During the development of some plugins I've noticed that there should be some sort of a way to store persistent metadata with the wikipages, not only attachments.  For example, the VotePlugin (2.1.52+) currently stores the votes it has received as attachments on the page, but really, the data should be stored in some other way.

There is already discussion on [AttachmentMetaData], but this is really a bigger issue that concerns both WikiPages and WikiAttachments.  It also ties in with some of the discussion on [Ideas - SubPages], as the metadata could be embedded in subpages.

It must be possible to define arbitrary metadata so that plugins can save metadata as they please.  However, certain constant names for JSPWiki internal use need to be defined, such as "author" and "lastModified" and "description". For those that overlap with the existing [DublinCoreMetadata], it might be useful to use the existing DC identifiers.

Currently, we have the WikiPage.get/setAttribute() calls, but these unfortunately only handle non-persistent information, as there is no way to store this information on shutdown.  I fear that the PageProvider interface needs to be amended with
    void setPageInfo( WikiPage page )
which would then save all of the PERSISTENT attributes.  The WikiPage class needs to be amended with
    void setAttribute( String key, String value, int persistence )

where {{persistence}} is either TRANSIENT or PERSISTENT.

Unfortunately, breaking the PageProvider interface means that we don't want to do this now; we want to wait until 3.0.

''Question: is it better to store Serializable Objects instead of Strings?''

-- JanneJalkanen, 18-Jul-2003

Please don't. Serializable Objects will only work (with less effort) with the same JVM or so. Changing it will make the serialized object unreadable. Maybe there are solutions that aviod this problem, I don't know. Maybe TOMCAT has a coded solution for storing session data to make it serializable?

-- Guido, 19-Jan-2004

;:You might want to take a look at [XMLEncoder|http://java.sun.com/j2se/1.5.0/docs/api/java/beans/XMLEncoder.html] and [XMLDecoder|http://java.sun.com/j2se/1.5.0/docs/api/java/beans/XMLDecoder.html] in the java.beans package of the Java API.  Or if you're just interested in storing strings as meta-data but still want to be able to use line feeds and such, you might wanna check out the loadFromXML and storeToXML functions of [java.util.Properties|http://java.sun.com/j2se/1.5.0/docs/api/java/util/Properties.html]-- ErikAlm, 08-Jun-2005

Guido has a point.
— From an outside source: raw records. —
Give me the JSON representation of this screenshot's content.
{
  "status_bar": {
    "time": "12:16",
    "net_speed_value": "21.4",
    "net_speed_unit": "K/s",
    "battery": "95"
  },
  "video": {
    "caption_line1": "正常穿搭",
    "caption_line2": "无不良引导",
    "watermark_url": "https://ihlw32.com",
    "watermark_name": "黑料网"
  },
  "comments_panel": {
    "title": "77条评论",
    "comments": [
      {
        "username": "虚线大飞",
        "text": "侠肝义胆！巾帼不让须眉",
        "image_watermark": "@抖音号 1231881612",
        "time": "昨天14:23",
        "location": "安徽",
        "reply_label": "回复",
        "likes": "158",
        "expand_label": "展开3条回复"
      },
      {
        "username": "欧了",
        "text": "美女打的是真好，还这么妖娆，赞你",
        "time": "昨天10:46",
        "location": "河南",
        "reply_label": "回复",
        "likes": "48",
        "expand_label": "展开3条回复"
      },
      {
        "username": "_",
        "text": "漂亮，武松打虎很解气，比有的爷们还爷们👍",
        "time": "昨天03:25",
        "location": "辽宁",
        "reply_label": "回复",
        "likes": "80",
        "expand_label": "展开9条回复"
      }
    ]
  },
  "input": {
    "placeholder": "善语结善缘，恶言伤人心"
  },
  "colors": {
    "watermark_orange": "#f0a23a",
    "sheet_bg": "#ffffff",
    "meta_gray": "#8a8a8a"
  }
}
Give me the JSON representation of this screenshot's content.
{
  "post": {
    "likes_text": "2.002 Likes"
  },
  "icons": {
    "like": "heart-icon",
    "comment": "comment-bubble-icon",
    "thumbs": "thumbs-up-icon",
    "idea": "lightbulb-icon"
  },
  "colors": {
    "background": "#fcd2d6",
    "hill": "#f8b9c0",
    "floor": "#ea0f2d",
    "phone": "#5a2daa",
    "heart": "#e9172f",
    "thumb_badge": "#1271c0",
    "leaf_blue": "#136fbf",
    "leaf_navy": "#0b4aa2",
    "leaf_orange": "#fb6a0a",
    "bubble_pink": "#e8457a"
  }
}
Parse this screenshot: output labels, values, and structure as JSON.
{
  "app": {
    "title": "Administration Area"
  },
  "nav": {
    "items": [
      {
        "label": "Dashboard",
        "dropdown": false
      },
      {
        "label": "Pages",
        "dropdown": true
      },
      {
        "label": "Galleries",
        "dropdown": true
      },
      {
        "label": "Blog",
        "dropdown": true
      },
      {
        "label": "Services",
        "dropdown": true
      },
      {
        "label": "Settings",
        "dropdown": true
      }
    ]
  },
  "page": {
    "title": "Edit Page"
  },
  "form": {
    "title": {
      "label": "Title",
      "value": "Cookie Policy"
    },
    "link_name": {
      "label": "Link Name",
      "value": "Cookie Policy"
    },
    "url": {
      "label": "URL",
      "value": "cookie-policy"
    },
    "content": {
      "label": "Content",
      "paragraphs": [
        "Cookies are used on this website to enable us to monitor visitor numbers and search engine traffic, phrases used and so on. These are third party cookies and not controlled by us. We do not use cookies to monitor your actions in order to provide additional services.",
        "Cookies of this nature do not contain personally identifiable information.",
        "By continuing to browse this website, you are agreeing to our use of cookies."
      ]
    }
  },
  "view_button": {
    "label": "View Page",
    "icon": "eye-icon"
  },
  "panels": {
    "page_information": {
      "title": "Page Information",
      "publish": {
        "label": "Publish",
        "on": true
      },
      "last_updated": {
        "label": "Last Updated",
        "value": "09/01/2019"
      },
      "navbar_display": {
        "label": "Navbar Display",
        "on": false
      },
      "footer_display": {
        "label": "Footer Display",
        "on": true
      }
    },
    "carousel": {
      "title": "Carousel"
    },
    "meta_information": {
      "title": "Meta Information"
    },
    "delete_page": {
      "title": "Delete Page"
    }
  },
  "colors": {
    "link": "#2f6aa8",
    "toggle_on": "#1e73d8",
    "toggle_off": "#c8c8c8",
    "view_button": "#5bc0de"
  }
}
Let me add something to the need for metadata: I would immediately rewrite my ~PageProvider to store and read access permissions from the metadata instead of a plugin-like syntax on the page. (I'd also add a small JSP page to edit these permissions, available perhaps in the page footer or the "more information" view.)

-- ebu

This sounds good to me. I'm using access permissions right now from the current alpha implementation and created some classes to get connected to our user db. I find the permission stuff not that simple. In addition I needed an information about translated pages, because we use two languages in our intranet. At the moment we have defined two
attribute names, where the jsp is checking for presents of them.
 __Question:__ how do you thing the metadata attribute names shall be configured? Via jspwiki.properties perhaps?

-- Guido, 21-Jan-2004



[Wouter] (2003-09-25) - See my rant at [http://nukleos.editthispage.com/2003/09/16]. You'ld need an extended interface, indeed - that may well complicate matters. BTW, Categories are Metadata, but/and they can be the "header" for [Subpages|IdeasSubPages] as well. So you might get them up and running through this same mechanism as well...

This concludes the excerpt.